QUIZ SHOW A film review by Max Hoffmann Copyright 1994 Max Hoffmann
Rating: A
A common complaint amongst film critics is "why aren't there more literate scripts available?" QUIZ SHOW gives signs of hope that the art of writing isn't dead in Hollywood and that we need not only look to independent films for thoughtful content. Paul Attanasio's script takes what could have been a tepid thriller (the Quiz Show scandals of the late 50s) and delivers a telling parable about the emptiness of the post war American Dream and the golden bubble that surrounds and protects TV networks and their sponsors.
The film is riddled with telling symbols (e.g. a '58 Chrysler, a radio announcement of Sputnik) but is never heavy handed. Deft Direction by Robert Redford and keen performances by Ralph Fiennes, John Turturro and Rob Morrow dovetail perfectly with the carefully honed script. Redford departs from the usually overlight, "cable TV quality" sets and camera work so common in recent 20th Century period pieces. QUIZ SHOW perfectly captures the colors and textures of the Eisenhower years. Although I was only 4 years old when the "Twenty One" scandal broke, enough of the 50s icons survived throughout my childhood for me to recognize the authenticity of Redford's almost tangible palette. From plastic covered furniture to carefully coifed contestants, the images ring true from that era of rampant consumerism, of a generation that had gone through 15 years of depression and world war without "disposable income," before the manifestation of its American Dream.

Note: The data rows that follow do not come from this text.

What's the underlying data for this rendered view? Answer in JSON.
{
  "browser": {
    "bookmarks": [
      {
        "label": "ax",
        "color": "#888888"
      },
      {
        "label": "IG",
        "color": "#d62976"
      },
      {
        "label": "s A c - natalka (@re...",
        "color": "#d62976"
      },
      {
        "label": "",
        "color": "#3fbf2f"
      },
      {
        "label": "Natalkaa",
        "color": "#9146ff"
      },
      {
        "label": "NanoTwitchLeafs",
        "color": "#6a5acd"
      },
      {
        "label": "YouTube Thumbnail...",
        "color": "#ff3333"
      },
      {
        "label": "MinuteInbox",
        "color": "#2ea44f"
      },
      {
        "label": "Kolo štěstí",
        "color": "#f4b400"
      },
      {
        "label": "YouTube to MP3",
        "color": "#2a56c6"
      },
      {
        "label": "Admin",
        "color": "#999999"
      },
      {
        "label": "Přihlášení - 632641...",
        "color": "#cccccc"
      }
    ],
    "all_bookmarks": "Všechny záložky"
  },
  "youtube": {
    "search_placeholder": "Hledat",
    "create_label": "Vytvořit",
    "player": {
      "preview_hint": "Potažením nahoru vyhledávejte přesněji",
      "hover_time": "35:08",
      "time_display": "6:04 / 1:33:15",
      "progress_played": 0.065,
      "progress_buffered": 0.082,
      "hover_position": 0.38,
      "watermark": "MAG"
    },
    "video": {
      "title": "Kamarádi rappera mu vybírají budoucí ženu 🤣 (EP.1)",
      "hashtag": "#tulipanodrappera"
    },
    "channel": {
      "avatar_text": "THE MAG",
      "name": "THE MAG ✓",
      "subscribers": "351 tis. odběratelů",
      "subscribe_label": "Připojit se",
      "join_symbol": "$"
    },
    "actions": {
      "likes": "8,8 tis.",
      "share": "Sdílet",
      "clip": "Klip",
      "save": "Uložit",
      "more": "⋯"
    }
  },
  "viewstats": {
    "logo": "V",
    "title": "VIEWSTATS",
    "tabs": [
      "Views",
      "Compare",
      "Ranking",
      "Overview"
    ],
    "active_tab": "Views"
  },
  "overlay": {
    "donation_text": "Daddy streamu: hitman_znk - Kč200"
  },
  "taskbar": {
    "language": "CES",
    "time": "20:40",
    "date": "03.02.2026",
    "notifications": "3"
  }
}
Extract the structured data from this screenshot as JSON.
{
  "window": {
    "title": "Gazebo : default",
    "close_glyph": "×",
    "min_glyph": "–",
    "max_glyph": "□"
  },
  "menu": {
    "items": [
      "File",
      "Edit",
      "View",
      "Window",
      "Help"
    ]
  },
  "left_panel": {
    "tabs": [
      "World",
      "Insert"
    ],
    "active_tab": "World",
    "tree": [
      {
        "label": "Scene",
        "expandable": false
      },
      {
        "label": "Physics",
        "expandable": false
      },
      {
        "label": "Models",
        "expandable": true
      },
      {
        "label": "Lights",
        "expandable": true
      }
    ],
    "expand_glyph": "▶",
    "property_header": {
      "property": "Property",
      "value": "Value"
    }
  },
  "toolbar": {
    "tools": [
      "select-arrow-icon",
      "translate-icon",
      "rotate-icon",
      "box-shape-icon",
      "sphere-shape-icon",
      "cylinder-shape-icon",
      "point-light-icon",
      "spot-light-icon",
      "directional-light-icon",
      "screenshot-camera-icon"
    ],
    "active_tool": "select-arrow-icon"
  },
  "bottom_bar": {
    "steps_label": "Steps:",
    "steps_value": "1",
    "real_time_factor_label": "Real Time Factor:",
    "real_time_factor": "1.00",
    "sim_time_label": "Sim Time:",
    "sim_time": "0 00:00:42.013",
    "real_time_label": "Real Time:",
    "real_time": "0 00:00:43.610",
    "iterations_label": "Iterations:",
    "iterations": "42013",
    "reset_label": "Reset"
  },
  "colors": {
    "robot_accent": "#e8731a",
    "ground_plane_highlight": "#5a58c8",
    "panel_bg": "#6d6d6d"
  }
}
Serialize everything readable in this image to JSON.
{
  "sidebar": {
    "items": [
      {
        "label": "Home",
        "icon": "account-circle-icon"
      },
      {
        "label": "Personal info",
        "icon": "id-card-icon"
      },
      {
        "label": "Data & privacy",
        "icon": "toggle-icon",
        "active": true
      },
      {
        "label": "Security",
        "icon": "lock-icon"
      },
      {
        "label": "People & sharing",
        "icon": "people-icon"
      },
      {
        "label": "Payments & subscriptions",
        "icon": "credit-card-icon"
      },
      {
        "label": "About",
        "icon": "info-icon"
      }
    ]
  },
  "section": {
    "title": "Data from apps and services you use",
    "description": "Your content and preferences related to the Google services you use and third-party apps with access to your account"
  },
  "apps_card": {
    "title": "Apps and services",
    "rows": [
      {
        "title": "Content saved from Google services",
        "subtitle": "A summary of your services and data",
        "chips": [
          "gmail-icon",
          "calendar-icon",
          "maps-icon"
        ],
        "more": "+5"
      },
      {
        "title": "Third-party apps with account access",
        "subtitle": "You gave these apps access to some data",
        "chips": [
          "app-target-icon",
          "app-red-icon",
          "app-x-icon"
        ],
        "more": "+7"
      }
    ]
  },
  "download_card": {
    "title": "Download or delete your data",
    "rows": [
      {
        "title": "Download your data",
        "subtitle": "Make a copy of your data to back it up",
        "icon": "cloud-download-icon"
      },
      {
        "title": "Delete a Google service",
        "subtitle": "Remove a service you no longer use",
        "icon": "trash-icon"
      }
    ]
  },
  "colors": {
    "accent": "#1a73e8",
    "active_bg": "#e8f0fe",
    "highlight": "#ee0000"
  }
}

The film deftly weaves several themes together, from assimilation and exclusion of Jews from "the good life," to the lengths that a scion of a literary family will go to to match his father's fame. Though the 50s audience that is "rocked" by this scandal may initially seem naive to us, they should appear all too familiar, with our current national passion for the rise and fall of icons like Michael Jackson or Tonya Harding. Charles Van Doren and Herbie Stemple were the overnight mega celebrities of their day. The TV audience is almost a fourth main character, always at the center of the decisions being made on their behalf.
At the film's end, the credits roll past slow motion footage of that same 50s TV audience, mindlessly laughing at some piece of fluff. Like the distorted mirror that captured a blurred swastika at the end of CABARET, this "mirror" may reflect an image we're not all that comfortable with.